Çevresel sürdürülebilirlik kavramı, her alanda olduğu gibi sanayide de giderek daha fazla önem kazanıyor. ‘Yeşil OSB’ kavramı ise sürdürülebilir kalkınmayı destekleyen ve sanayiye yeni standart kazandıran proje olarak öne çıkıyor. Çevre dostu ve sürdürülebilir üretim prensiplerine dayalı olarak planlanan ve yönetilen sanayi bölgeleri; Yeşil OSB olarak adlandırılıyor. “Yeşil OSB”lerle endüstriyel faaliyetlerin çevresel etkilerinin en aza indirilmesi ve doğal kaynakların korunması hedefleniyor. Sanayi bölgeleri yüksek enerji tüketimi ve üretim faaliyetleri sebebiyle büyük miktarda karbon ayak izi oluşturuyor. 2016’da Paris Anlaşması bu etkileri en aza indirmek amacıyla imzalandı ve Türkiye de 175 ülkeyle birlikte bu anlaşmada yer aldı. Bu kapsamda yeşil dönüşüm hedefinin en önemli ayaklarından biri de ‘Yeşil OSB’ olmak.

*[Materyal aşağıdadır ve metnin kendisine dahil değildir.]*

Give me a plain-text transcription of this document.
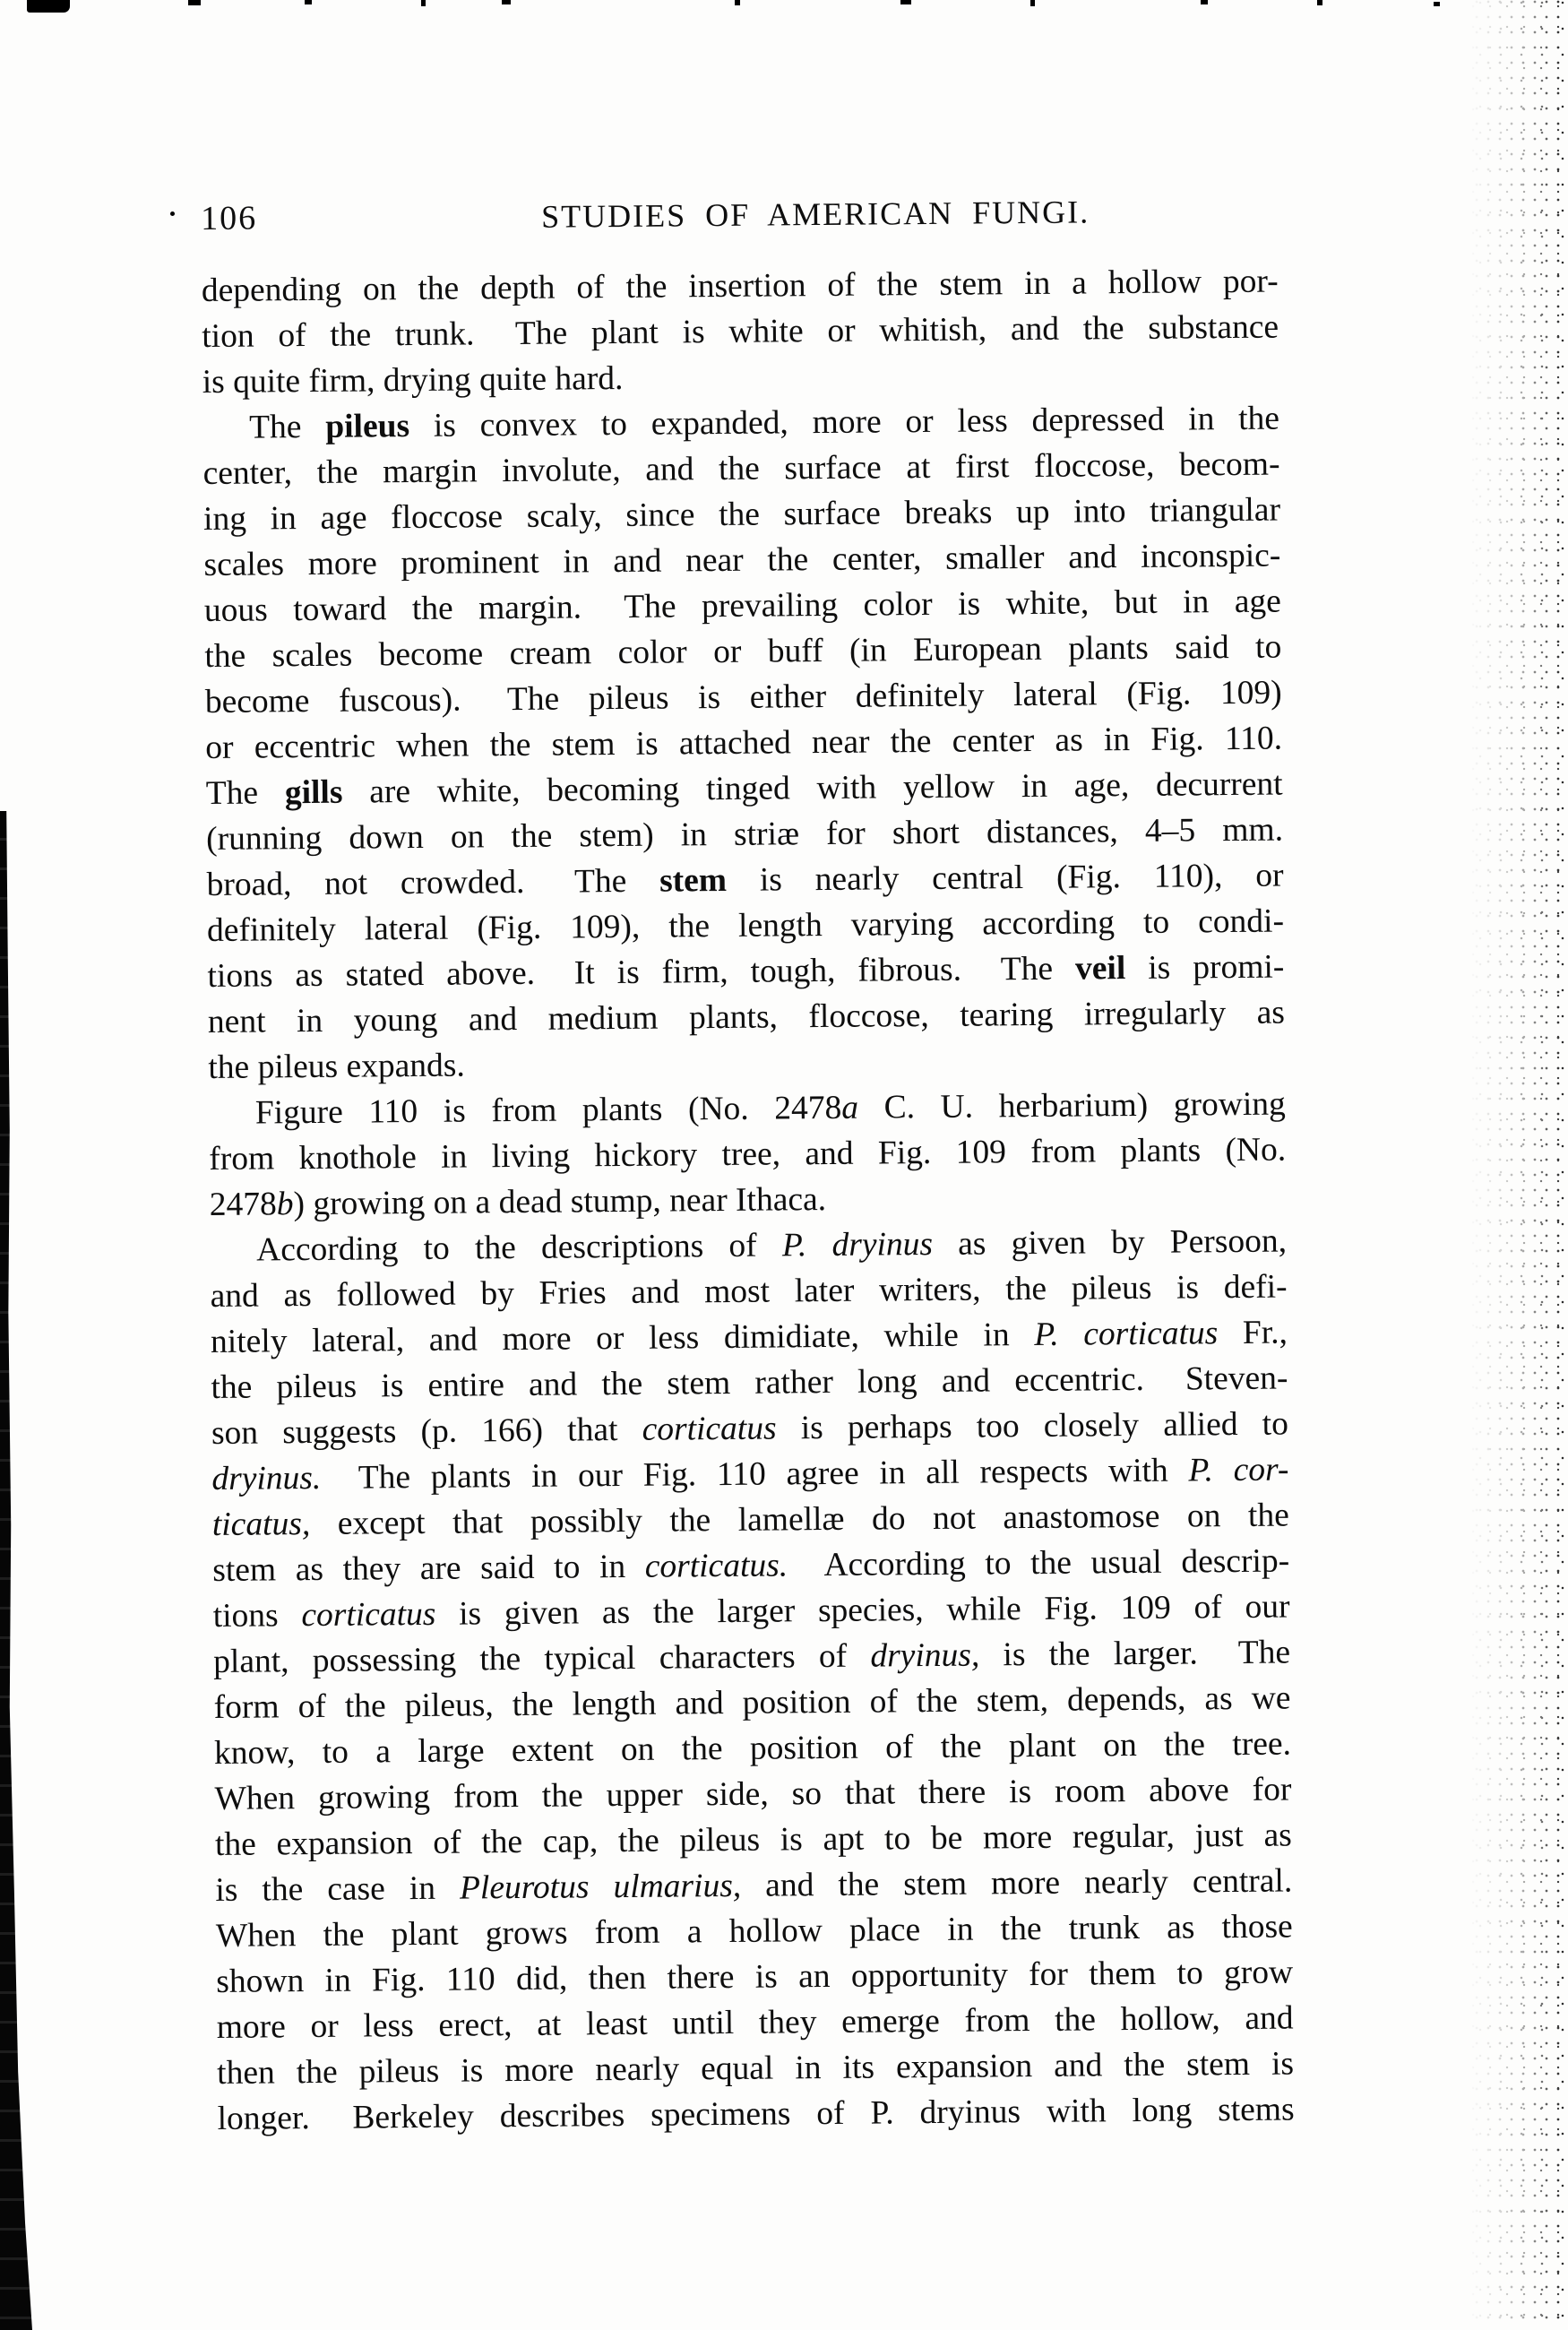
106	STUDIES OF AMERICAN FUNGI.
depending on the depth of the insertion of the stem in a hollow por-
tion of the trunk.  The plant is white or whitish, and the substance
is quite firm, drying quite hard.
The pileus is convex to expanded, more or less depressed in the
center, the margin involute, and the surface at first floccose, becom-
ing in age floccose scaly, since the surface breaks up into triangular
scales more prominent in and near the center, smaller and inconspic-
uous toward the margin.  The prevailing color is white, but in age
the scales become cream color or buff (in European plants said to
become fuscous).  The pileus is either definitely lateral (Fig. 109)
or eccentric when the stem is attached near the center as in Fig. 110.
The gills are white, becoming tinged with yellow in age, decurrent
(running down on the stem) in striæ for short distances, 4–5 mm.
broad, not crowded.  The stem is nearly central (Fig. 110), or
definitely lateral (Fig. 109), the length varying according to condi-
tions as stated above.  It is firm, tough, fibrous.  The veil is promi-
nent in young and medium plants, floccose, tearing irregularly as
the pileus expands.
Figure 110 is from plants (No. 2478a C. U. herbarium) growing
from knothole in living hickory tree, and Fig. 109 from plants (No.
2478b) growing on a dead stump, near Ithaca.
According to the descriptions of P. dryinus as given by Persoon,
and as followed by Fries and most later writers, the pileus is defi-
nitely lateral, and more or less dimidiate, while in P. corticatus Fr.,
the pileus is entire and the stem rather long and eccentric.  Steven-
son suggests (p. 166) that corticatus is perhaps too closely allied to
dryinus.  The plants in our Fig. 110 agree in all respects with P. cor-
ticatus, except that possibly the lamellæ do not anastomose on the
stem as they are said to in corticatus.  According to the usual descrip-
tions corticatus is given as the larger species, while Fig. 109 of our
plant, possessing the typical characters of dryinus, is the larger.  The
form of the pileus, the length and position of the stem, depends, as we
know, to a large extent on the position of the plant on the tree.
When growing from the upper side, so that there is room above for
the expansion of the cap, the pileus is apt to be more regular, just as
is the case in Pleurotus ulmarius, and the stem more nearly central.
When the plant grows from a hollow place in the trunk as those
shown in Fig. 110 did, then there is an opportunity for them to grow
more or less erect, at least until they emerge from the hollow, and
then the pileus is more nearly equal in its expansion and the stem is
longer.  Berkeley describes specimens of P. dryinus with long stems
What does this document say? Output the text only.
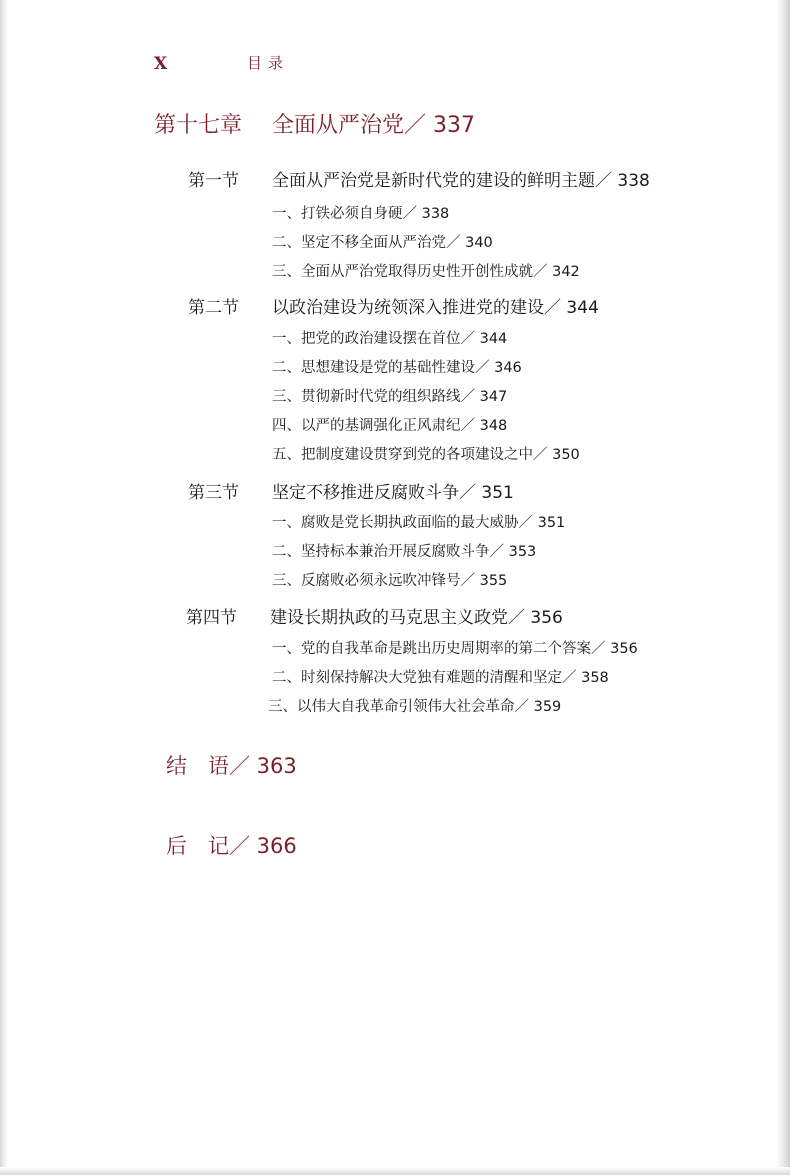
X	目录
第十七章 全面从严治党／ 337
第一节 全面从严治党是新时代党的建设的鲜明主题／ 338
一、打铁必须自身硬／ 338
二、坚定不移全面从严治党／ 340
三、全面从严治党取得历史性开创性成就／ 342
第二节 以政治建设为统领深入推进党的建设／ 344
一、把党的政治建设摆在首位／ 344
二、思想建设是党的基础性建设／ 346
三、贯彻新时代党的组织路线／ 347
四、以严的基调强化正风肃纪／ 348
五、把制度建设贯穿到党的各项建设之中／ 350
第三节 坚定不移推进反腐败斗争／ 351
一、腐败是党长期执政面临的最大威胁／ 351
二、坚持标本兼治开展反腐败斗争／ 353
三、反腐败必须永远吹冲锋号／ 355
第四节 建设长期执政的马克思主义政党／ 356
一、党的自我革命是跳出历史周期率的第二个答案／ 356
二、时刻保持解决大党独有难题的清醒和坚定／ 358
三、以伟大自我革命引领伟大社会革命／ 359
结　语／ 363
后　记／ 366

Faaliyetlerin hem ulusal hem uluslararası düzenlemelere uyumlu hâle getirilmesi yeşil OSB sertifikası almanın ilk adımı. Sanayi ve Teknoloji Bakanlığı ve Türk Standartları Enstitüsü (TSE) tarafından 4 başlıkta 40 farklı kriter belirlenirken şu ana kadar Türkiye’deki toplam 408 OSB’den 17’si ‘Yeşil OSB’ unvanına sahip olarak faaliyetlerini sürdürüyor.

17 OSB’YE SERTİFİKA

Organize Sanayi Bölgeleri Üst Kuruluşu (OSBÜK) Başkanı Memiş Kütükcü, “Organize sanayi bölgelerimizi Avrupa Yeşil Mutabakatı’na hazırlamak ve çevre dostu üretim süreçlerine geçişlerini desteklemek amacıyla eğitimler, seminerler ve bilgilendirme toplantıları düzenliyoruz. Yeşil Dönüşüm ve Sürdürülebilirlik İhtisas Kurulumuz ve Yeşil Dönüşüm ve Sürdürülebilirlik Merkezimiz ile organize sanayi bölgelerimizin ve katılımcı sanayicilerimizin bu dönüşüm sürecini daha etkili bir şekilde takip edebileceğiz. Organize sanayi bölgelerimizi sürdürülebilir geleceğe taşıyoruz” diyor. Kütükcü, Yeşil OSB olmak için gerekli süreci şöyle anlatıyor: “Yeşil OSB Belgesi almak için; OSB’deki atık sularının tümünün arıtılıyor olması, OSB’de enerji üretim kaynağı olarak kömür kullanımının olmaması, OSB’nin en az temel seviye Sıfır Atık Belgesine sahip olması gibi ön kriterler var. Bu ön kriterlerden sonra OSB’lerin, ekonomik, sosyal, yönetimsel ve çevresel performans göstergeleri inceleniyor. Belirlenen 4 başlıktaki 40 farklı kriteri yerine getiren OSB’lerimiz Yeşil OSB Belgesi’ni alabiliyor. Bugüne kadar bu kriterleri yerine getiren 17 OSB’miz Yeşil OSB Belgesi almaya hak kazandı.”

ÇEVRE VE DOĞA HASSASİYETİ

Türkiye’nin en yeşil ve en çevreci organize sanayi bölgesi amacı ile faaliyetlerini sürdüren Antalya Organize Sanayi Bölgesi de TSE’den Yeşil OSB belgesini aldı. Antalya OSB Başkanı Hasanali Gönen, çevre ve doğa için birçok örnek projeyi hayata geçirdiklerini anlatıyor. Başkan Gönen, “Çevre Şehircilik ve İklim Değişikliği Bakanlığı’ndan aldığımız ‘En Temiz ve En Çevreci OSB Ödülleri’nin yanı sıra Solar Çamur Kurutma Tesisi ile Akdeniz Üniversitesi’nden aldığımız ‘Çevre Hizmet Ödülü’ çevre ve doğa hassasiyetimizi göstermiştik. TSE’den aldığımız Yeşil OSB Belgesi ile de Türkiye’nin en yeşil ve en çevreci OSB’si olduğumuzu bir kez daha kanıtlamış olduk” diyerek yeşil uygulamaları her alanda sürdüreceklerini söylüyor.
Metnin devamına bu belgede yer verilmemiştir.